The cost for major renovations of hospital facilities and operating rooms as well as new installation of special equipment will be reduced by reducing size and weight.
In addition, the pneumatic control has no gear box, which allows easy maintenance of the arm tip section.
Riverfield develops a technology for “force sense estimation” using pneumatic pressure.
This is a technology to estimate force sensation applied to a robot without installing a force-measuring sensor on the robot’s fingers*Fig.2。
Pneumatic cylinders can drive the robot arm’s fingers directly without gears.
Therefore, when force sensation is applied to the robot’s finger, the force bounces back to the piston of the pneumatic cylinder placed at the base, causing the pressure inside the pneumatic cylinder to increase or decrease.
We measure the pneumatic cylinder displacement and the amount of pressure change at the time, and make a calculation taking into account the robot’s mechanism and posture to estimate the force sensation applied to the robot’s finger.
Riverfield’s Pneumatic Servo System can estimate the force senses essential for precise surgical procedures, such as “gripping force = grasping force,” “grabbing force = tactile force,” and “pulling force = traction force.”
The force estimated by the robotic forceps operating inside the patient’s body is sent as an electrical signal to the operator through an internet connection.
The operation interface can provide the operator (surgeon) with a direct and physical sense of force as a reaction force. The magnification of the force that is displayed as a reaction force can be changed in the software.
The estimated force is also displayed on a meter on the sub-monitor.
In addition, surgical data and operational logs such as endoscopic images, robot movements, and grasping or tactile forces to the organs are recorded, and these can be accumulated, analyzed, and machine-learned to support the upcoming “Surgery 4.0” and further technological development.
This is one of the major features and advantages of Riverfield products that are not available with conventional support robots without force feedback.
The benefits of direct force sense feedback include the following:
These displays provide important information in surgical procedures that require precise and delicate techniques.
In conventional products with no force feedback, experienced physicians use visual information from the endoscope to estimate force sense, but this requires skill.

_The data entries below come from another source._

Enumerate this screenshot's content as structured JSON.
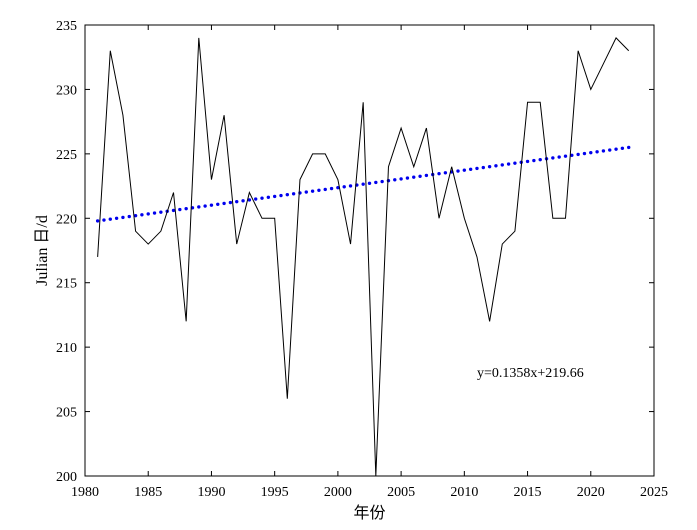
{
  "chart_data": {
    "type": "line",
    "title": "",
    "xlabel": "年份",
    "ylabel": "Julian 日/d",
    "xlim": [
      1980,
      2025
    ],
    "ylim": [
      200,
      235
    ],
    "xticks": [
      1980,
      1985,
      1990,
      1995,
      2000,
      2005,
      2010,
      2015,
      2020,
      2025
    ],
    "yticks": [
      200,
      205,
      210,
      215,
      220,
      225,
      230,
      235
    ],
    "grid": false,
    "series": [
      {
        "type": "line",
        "color": "#000000",
        "x": [
          1981,
          1982,
          1983,
          1984,
          1985,
          1986,
          1987,
          1988,
          1989,
          1990,
          1991,
          1992,
          1993,
          1994,
          1995,
          1996,
          1997,
          1998,
          1999,
          2000,
          2001,
          2002,
          2003,
          2004,
          2005,
          2006,
          2007,
          2008,
          2009,
          2010,
          2011,
          2012,
          2013,
          2014,
          2015,
          2016,
          2017,
          2018,
          2019,
          2020,
          2021,
          2022,
          2023
        ],
        "y": [
          217,
          233,
          228,
          219,
          218,
          219,
          222,
          212,
          234,
          223,
          228,
          218,
          222,
          220,
          220,
          206,
          223,
          225,
          225,
          223,
          218,
          229,
          200,
          224,
          227,
          224,
          227,
          220,
          224,
          220,
          217,
          212,
          218,
          219,
          229,
          229,
          220,
          220,
          233,
          230,
          232,
          234,
          233
        ]
      },
      {
        "type": "trend",
        "color": "#0000ee",
        "style": "dotted",
        "slope": 0.1358,
        "intercept": 219.66,
        "x_start": 1981,
        "x_end": 2023
      }
    ],
    "annotations": [
      {
        "text": "y=0.1358x+219.66",
        "x": 2011,
        "y": 207.7
      }
    ]
  }
}
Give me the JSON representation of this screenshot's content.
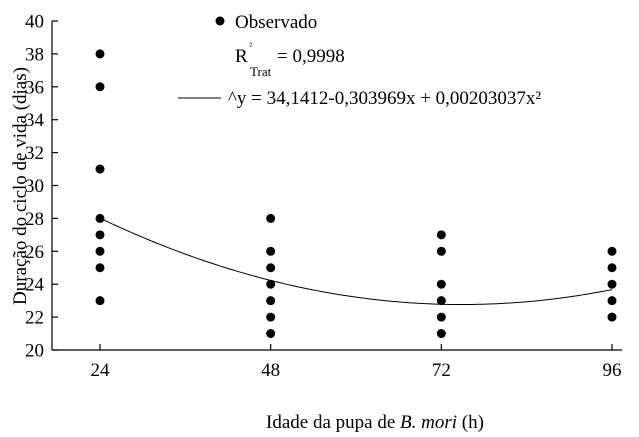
{
  "chart_data": {
    "type": "scatter",
    "title": "",
    "xlabel_prefix": "Idade da pupa de ",
    "xlabel_italic": "B. mori",
    "xlabel_suffix": " (h)",
    "ylabel": "Duração do ciclo de vida (dias)",
    "xticks": [
      24,
      48,
      72,
      96
    ],
    "yticks": [
      20,
      22,
      24,
      26,
      28,
      30,
      32,
      34,
      36,
      38,
      40
    ],
    "xlim": [
      24,
      96
    ],
    "ylim": [
      20,
      40
    ],
    "grid": false,
    "legend_position": "top-center",
    "series": [
      {
        "name": "Observado",
        "kind": "points",
        "points": [
          [
            24,
            38
          ],
          [
            24,
            36
          ],
          [
            24,
            31
          ],
          [
            24,
            28
          ],
          [
            24,
            27
          ],
          [
            24,
            26
          ],
          [
            24,
            25
          ],
          [
            24,
            23
          ],
          [
            48,
            28
          ],
          [
            48,
            26
          ],
          [
            48,
            25
          ],
          [
            48,
            24
          ],
          [
            48,
            23
          ],
          [
            48,
            22
          ],
          [
            48,
            21
          ],
          [
            72,
            27
          ],
          [
            72,
            26
          ],
          [
            72,
            24
          ],
          [
            72,
            23
          ],
          [
            72,
            22
          ],
          [
            72,
            21
          ],
          [
            96,
            26
          ],
          [
            96,
            25
          ],
          [
            96,
            24
          ],
          [
            96,
            23
          ],
          [
            96,
            22
          ]
        ]
      },
      {
        "name": "^y = 34,1412-0,303969x + 0,00203037x²",
        "kind": "fit",
        "coefficients": [
          34.1412,
          -0.303969,
          0.00203037
        ]
      }
    ],
    "legend": {
      "observed": "Observado",
      "r2_main": "R",
      "r2_sup": "²",
      "r2_sub": "Trat",
      "r2_value": "= 0,9998",
      "fit": "^y = 34,1412-0,303969x + 0,00203037x²"
    }
  }
}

With force feedback, it visualizes the tacit knowledge of physicians without relying on uncertainties such as experience or intuition.
Riverfield is currently researching remote control as well as robot development.
The surgical assist robot consists of a follower robot on the patient side. On the surgeon’s side, there is an operator interface that sends and receives signals via an Internet connection.
This makes the system compatible with remote operation, but for actual remote control, the robot must be able to stably operate even under communication delays.
Riverfield has remote control technology, a result of research from universities.
In addition, the availability of force information in remote control is expected to aid in accurate operation.
Using Riverfield’s surgical assist robot to connect the main unit including the operating interface and arm via a network and high-speed internet, we have been researching to perform a near-no-delay procedure.
This allows the procedure to be performed even when the surgeon and patient are not in the same hospital or facility.
There are still issues to be resolved with remote surgical assistance technology, such as the development of legislation. However, it is expected that in the near future, many medical institutions will introduce remote surgery. This will eliminate restrictions on distance and travel time, contributing to solving the problems of regional disparities and the uneven regional distribution of surgeons.